The cucumber is native to India where it has been grown for at least 3,000 years. Archeological evidence suggests that they may have been cultivated as early as 9750 B.C.
The first wild cucumbers may have been C. Hardwickii a small, very bitter native of the Himalayas. This bitterness, which can affect domestic cucumbers to a lesser extent, is caused by Cucurbitacins, a terpene derivative. Cucurbitacins repels insects.
Newer hybrids contain less of these compounds and tend to be less bitter.
The Egyptians savored cucumbers dipped in brine and drank "cucumber water" as a weak liquor. The vegetable was often taken on caravans as a source of water.
Romans served them raw or boiled with oil, vinegar and honey. The emperor, Tiberius ordered them as a daily part of his meals and his gardeners grew them out of season in hothouses.
Cucumbers arrived in England with Kathryn of Aragon, first wife of King Henry VIII, who demanded them on her Spanish salads.

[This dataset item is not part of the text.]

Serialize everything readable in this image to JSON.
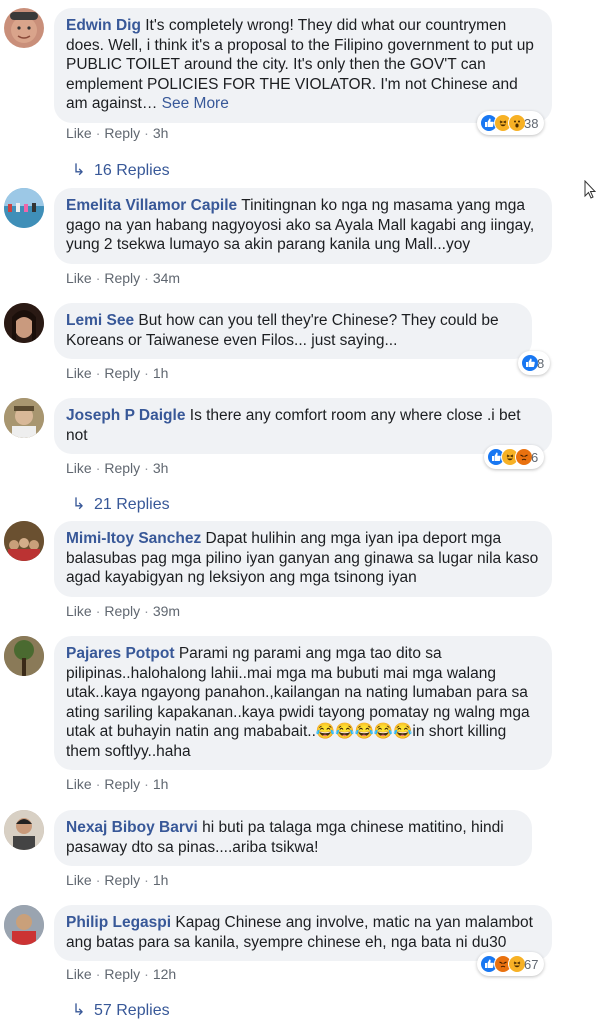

Columbus brought cucumbers to the Americas and planted them in an experimental garden in 1493. They have flourished in American gardens for centuries since.

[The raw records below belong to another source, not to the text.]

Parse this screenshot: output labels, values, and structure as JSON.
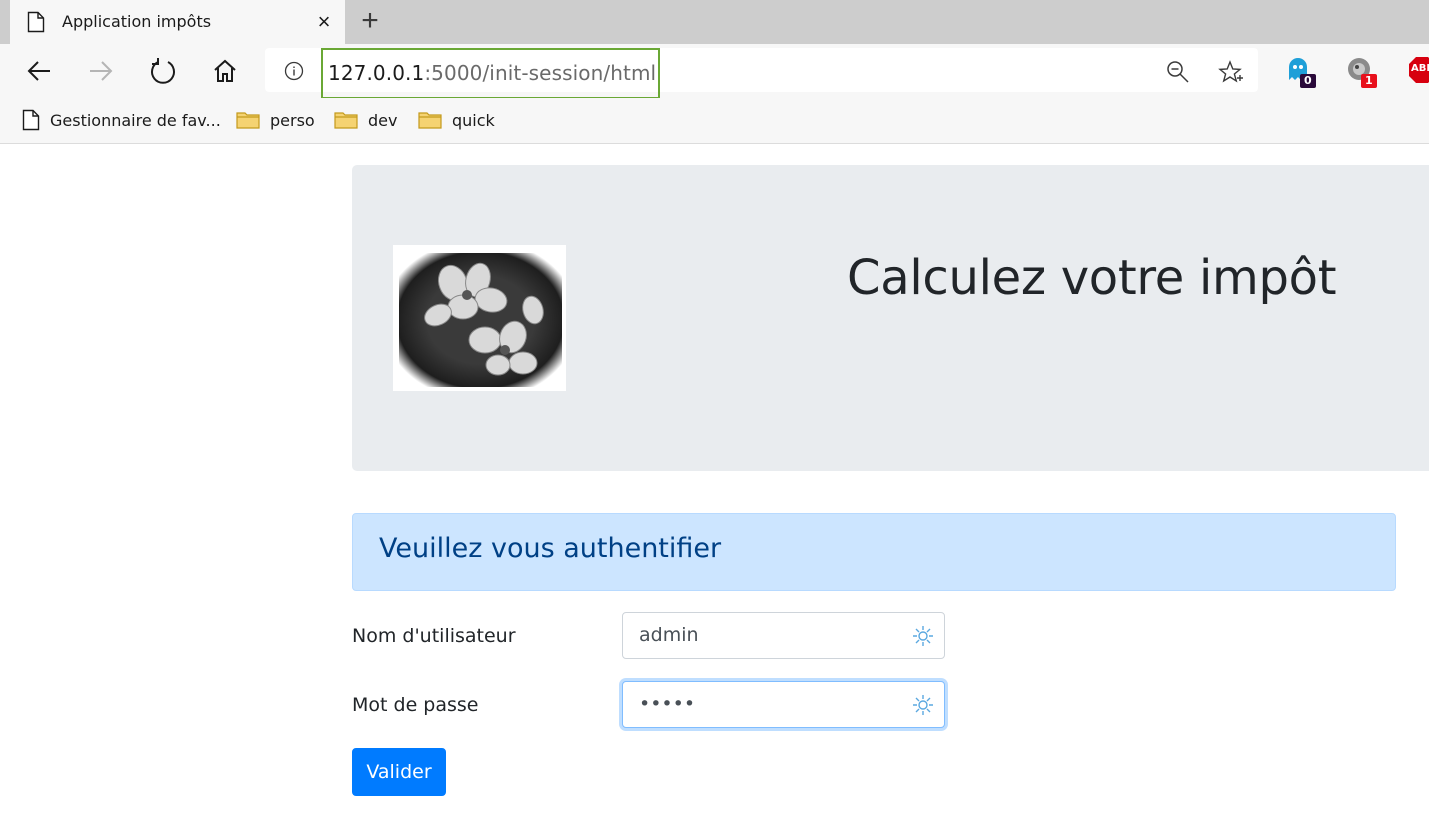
{
  "browser": {
    "tab_title": "Application impôts",
    "tab_close": "×",
    "new_tab": "+",
    "url_host": "127.0.0.1",
    "url_rest": ":5000/init-session/html",
    "extensions": [
      {
        "name": "ghostery",
        "badge": "0",
        "badge_color": "#2a0a3a"
      },
      {
        "name": "privacy-badger",
        "badge": "1",
        "badge_color": "#e8101c"
      },
      {
        "name": "adblock-plus",
        "label": "ABP"
      }
    ],
    "bookmarks": [
      {
        "label": "Gestionnaire de fav...",
        "icon": "page-icon"
      },
      {
        "label": "perso",
        "icon": "folder-icon"
      },
      {
        "label": "dev",
        "icon": "folder-icon"
      },
      {
        "label": "quick",
        "icon": "folder-icon"
      }
    ]
  },
  "page": {
    "title": "Calculez votre impôt",
    "alert_title": "Veuillez vous authentifier",
    "form": {
      "username_label": "Nom d'utilisateur",
      "username_value": "admin",
      "password_label": "Mot de passe",
      "password_value": "•••••",
      "submit_label": "Valider"
    }
  },
  "colors": {
    "accent": "#007bff",
    "alert_bg": "#cce5ff",
    "alert_text": "#004085",
    "jumbotron_bg": "#e9ecef",
    "url_highlight": "#6aa835"
  }
}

They have been cultivated world wide, in space as an experiment by Russian Cosmonauts, and in an Ontario nickle mine as a Canadian government sponsored project.
Grown in high temperatures with inadequate water, fruits develop a bitter flavor. Most of the bitterness is in the inch of fruit closest to the stem and near the skin. Some new varieties contain a gene that eliminates all bitterness even under stress.